Henrik Kriegbaum Plettner was bitten after adopting a cat and her kittens from a shelter in 2018. One of the kittens ended up biting him on his index finger as he was trying to move them.
Plettner did not think much of the bite and ignored it. A few hours after getting bitten, however, his injured finger swelled up to twice its original size, Gizmodo reported. It was then that he realized all was not well.
Plettner called a doctor but was told to wait until the following day.
Eventually, after consultations, Plettner was admitted to Denmark’s Kolding hospital. There, he underwent 15 operations and was hospitalized for a month.
But his ordeal did not end there. Even four months after the procedures, his finger did not retain complete functionality. In the end, the doctors had to amputate the bitten finger.

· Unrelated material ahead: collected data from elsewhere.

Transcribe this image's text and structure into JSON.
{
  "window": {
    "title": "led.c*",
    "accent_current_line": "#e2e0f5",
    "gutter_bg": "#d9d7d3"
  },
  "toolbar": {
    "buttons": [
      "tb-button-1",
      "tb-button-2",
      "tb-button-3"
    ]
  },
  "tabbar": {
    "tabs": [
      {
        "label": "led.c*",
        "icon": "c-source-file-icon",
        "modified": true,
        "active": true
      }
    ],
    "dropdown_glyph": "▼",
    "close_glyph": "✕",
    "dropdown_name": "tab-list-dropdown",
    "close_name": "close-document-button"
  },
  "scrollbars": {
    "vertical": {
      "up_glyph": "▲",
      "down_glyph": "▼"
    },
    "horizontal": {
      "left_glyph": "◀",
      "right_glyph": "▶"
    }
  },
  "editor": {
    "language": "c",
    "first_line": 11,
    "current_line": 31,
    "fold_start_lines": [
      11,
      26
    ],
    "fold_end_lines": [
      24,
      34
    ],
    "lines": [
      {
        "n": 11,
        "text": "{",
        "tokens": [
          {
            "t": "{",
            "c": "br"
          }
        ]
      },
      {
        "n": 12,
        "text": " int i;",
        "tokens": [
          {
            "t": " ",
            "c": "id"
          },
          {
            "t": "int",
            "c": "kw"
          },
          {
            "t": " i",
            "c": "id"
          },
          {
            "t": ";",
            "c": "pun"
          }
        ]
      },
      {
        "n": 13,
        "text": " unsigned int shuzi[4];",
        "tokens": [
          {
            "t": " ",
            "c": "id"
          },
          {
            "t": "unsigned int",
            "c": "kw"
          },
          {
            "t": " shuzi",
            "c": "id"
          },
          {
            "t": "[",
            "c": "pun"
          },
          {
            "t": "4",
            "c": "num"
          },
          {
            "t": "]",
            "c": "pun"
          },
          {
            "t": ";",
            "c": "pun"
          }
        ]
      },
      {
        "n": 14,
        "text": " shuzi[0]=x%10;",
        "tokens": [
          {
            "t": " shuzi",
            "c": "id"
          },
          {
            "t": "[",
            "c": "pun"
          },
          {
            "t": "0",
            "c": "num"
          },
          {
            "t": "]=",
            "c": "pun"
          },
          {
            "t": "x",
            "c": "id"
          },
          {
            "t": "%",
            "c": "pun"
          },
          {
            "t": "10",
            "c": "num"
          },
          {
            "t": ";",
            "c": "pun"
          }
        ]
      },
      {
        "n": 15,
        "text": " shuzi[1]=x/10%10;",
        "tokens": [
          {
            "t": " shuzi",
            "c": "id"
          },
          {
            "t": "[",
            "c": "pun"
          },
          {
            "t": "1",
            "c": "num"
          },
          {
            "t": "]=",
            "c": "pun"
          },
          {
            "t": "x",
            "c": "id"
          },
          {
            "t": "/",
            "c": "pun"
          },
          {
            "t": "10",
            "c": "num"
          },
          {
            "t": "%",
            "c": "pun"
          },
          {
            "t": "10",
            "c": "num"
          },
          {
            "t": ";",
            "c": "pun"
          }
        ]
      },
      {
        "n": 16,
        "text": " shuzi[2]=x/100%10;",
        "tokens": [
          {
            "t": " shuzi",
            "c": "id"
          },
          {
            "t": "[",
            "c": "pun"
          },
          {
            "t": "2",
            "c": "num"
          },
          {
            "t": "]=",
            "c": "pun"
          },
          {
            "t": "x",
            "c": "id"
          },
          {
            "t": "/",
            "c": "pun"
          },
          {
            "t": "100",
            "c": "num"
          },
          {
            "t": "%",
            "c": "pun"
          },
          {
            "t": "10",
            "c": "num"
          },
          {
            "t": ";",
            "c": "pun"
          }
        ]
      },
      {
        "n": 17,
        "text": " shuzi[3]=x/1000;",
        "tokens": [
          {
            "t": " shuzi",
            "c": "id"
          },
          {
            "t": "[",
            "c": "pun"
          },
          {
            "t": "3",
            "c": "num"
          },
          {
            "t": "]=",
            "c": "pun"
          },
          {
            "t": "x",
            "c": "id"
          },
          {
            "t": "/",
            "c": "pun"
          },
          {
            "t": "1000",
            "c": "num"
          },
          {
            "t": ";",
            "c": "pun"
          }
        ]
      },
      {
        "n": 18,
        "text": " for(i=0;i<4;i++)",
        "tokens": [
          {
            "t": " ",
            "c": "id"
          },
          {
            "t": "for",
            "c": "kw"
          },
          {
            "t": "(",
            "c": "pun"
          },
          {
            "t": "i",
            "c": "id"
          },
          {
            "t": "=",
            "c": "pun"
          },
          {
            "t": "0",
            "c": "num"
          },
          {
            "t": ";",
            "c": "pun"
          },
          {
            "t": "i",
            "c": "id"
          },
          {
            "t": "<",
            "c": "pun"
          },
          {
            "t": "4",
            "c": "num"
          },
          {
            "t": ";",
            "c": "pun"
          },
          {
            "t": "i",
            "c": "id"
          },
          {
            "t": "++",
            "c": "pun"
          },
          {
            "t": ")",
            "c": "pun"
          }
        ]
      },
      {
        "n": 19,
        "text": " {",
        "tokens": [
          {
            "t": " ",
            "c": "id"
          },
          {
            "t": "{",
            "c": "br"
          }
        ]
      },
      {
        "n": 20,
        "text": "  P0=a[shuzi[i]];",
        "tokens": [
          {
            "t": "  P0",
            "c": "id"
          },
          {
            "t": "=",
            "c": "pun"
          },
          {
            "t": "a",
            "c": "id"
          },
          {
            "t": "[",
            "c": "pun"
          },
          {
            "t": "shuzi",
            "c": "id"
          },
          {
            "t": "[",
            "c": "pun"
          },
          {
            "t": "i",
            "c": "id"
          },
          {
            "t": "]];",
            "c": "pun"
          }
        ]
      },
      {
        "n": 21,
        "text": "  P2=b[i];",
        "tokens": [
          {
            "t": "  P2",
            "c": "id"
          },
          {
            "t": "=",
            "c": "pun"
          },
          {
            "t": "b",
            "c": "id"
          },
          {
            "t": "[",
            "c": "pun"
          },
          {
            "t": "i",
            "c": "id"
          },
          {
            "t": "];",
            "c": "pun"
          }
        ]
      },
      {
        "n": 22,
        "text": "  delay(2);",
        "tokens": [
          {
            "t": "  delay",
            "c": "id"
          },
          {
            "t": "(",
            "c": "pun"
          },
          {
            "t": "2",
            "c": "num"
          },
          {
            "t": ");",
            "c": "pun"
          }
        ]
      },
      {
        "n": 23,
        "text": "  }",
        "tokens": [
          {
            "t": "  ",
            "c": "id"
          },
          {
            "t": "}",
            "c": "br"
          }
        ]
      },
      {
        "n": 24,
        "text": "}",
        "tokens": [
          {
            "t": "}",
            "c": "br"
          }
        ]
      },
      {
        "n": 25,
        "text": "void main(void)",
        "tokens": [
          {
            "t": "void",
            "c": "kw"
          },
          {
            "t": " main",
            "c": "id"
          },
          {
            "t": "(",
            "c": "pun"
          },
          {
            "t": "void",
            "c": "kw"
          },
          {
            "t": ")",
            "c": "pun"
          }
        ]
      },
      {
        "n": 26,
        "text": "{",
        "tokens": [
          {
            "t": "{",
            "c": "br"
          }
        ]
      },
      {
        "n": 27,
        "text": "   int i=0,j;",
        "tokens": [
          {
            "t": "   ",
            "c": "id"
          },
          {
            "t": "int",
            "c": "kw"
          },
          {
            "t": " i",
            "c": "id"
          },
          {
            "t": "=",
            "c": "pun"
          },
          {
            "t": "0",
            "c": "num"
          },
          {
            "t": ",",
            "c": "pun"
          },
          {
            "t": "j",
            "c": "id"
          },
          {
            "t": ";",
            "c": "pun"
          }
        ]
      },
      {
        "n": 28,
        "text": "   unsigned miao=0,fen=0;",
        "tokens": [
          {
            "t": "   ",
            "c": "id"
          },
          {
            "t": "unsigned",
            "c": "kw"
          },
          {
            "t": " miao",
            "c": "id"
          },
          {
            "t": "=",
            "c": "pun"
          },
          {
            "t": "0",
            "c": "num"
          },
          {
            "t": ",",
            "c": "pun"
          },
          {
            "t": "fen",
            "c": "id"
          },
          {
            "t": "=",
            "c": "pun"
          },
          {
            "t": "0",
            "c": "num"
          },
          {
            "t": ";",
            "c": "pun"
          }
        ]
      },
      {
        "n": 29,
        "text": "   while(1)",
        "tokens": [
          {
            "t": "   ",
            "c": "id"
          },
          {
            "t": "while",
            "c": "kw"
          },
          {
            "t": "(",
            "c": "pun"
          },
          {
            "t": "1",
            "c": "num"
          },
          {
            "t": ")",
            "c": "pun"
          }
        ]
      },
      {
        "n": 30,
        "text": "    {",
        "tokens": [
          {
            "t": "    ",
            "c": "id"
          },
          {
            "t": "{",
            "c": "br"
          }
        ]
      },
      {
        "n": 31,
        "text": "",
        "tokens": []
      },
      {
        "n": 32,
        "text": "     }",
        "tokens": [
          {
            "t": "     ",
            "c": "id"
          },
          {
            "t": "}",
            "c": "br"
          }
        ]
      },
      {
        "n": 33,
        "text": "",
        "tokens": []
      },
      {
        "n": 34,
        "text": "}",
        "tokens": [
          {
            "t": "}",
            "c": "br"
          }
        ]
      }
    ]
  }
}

Life became difficult for Plettner. His health declined, and he suffered from complications, including pneumonia, gout and diabetes. He also had a weakened immune system.
“The cat had bitten right into a blood vessel, and when a cat bites and pulls its tooth out, the hole closes and the bacteria spreads,” Plettner’s mother said, according to LADBible.
After getting trapped in the blood vessel, the pathogen reportedly transferred by the bite remained in his body and started spreading through his bloodstream.
“We knew that he was doing badly,” Plettner’s wife said, as per the outlet. “However, we had no idea that he was so seriously ill.”
Plettner died in October this year at the age of 33. According to his family, they have now gone public with the news to spread awareness of the dangers of a cat bite.
“Go to the doctor after a bite, don’t think, ‘Oh, that’s just a cat,'” Plettner’s wife said further. “Don’t take any chances.”
Common pets such as cats and dogs carry many pathogens that can be transmitted to humans through a bite or scratch, including Capnocytophaga bacteria, Bartonella henselae (which causes cat scratch disease) and Pasteurella multocida, according to Gizmodo. These microbes usually cause mild infections but can turn severe for anyone, especially those with weak immune systems or underlying health conditions.
One should receive first aid right after getting bitten by a cat, according to the Cleveland Clinic. This entails washing the wound immediately with running water and soap and not scrubbing too hard. Pressure should then be applied to the wound to restrict any bleeding. Antibiotic cream should also be applied if it’s available. The wound should be covered with a sterile bandage afterward. And, most importantly, the person with the bite should see a physician as soon as possible, preferably just within hours.